A resonably good restaurant or a decent dress shop would serve as many customers in six months and could easily ring up more sales than Aether. Yet Aether is valued by Wall Street at more than $1.1 billion, based on the total value of all its outstanding stock as of the close of Friday's trading. Cysive's market capitalization stands at $523 million, AppNet's $1.76 billion and Proxicom's rounds off to $2 billion.

Those may sound like Internet valuations from the olden days -- circa 1998.

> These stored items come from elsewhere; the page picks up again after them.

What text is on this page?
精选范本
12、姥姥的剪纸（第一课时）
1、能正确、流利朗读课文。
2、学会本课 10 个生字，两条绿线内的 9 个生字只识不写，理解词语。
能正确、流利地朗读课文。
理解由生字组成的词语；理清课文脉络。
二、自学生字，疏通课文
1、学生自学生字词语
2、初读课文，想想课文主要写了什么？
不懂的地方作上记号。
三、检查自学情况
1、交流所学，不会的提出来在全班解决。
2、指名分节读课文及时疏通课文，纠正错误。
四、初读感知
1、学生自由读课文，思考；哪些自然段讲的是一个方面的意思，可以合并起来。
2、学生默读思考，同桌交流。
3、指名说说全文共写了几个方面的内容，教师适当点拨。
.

But this year's hot tech companies are different from Amazon.com and so many Internet merchants and services. Those companies with inflated -- or formerly inflated -- stock prices operate under business plans that call for generating as much revenue as possible without regard to profits. Their mission is to build a base of customers, then concentrate on making money.

No one on the Net, certainly not Amazon.com Inc., has demonstrated that the "if you build it, profits will come" model actually works. Doubts about that concept are one factor behind the depressed stocks of so many Net companies in the region. Shares of Value America Inc., MusicMaker.Com, CareerBuilder Inc., Online Resources & Communications Corp., OneMain.Com and CAIS Internet Inc. are all down sharply from their offering prices.

Those companies from the previous generation of hot tech stocks have burned a lot of investors. They're still eager to bet on the Net, but they're a lot more comfortable putting their money into companies that have proven they can do something, such as Proxicom, AppNet, Cysive and Aether.

Maybe Internet investors are finally wising up.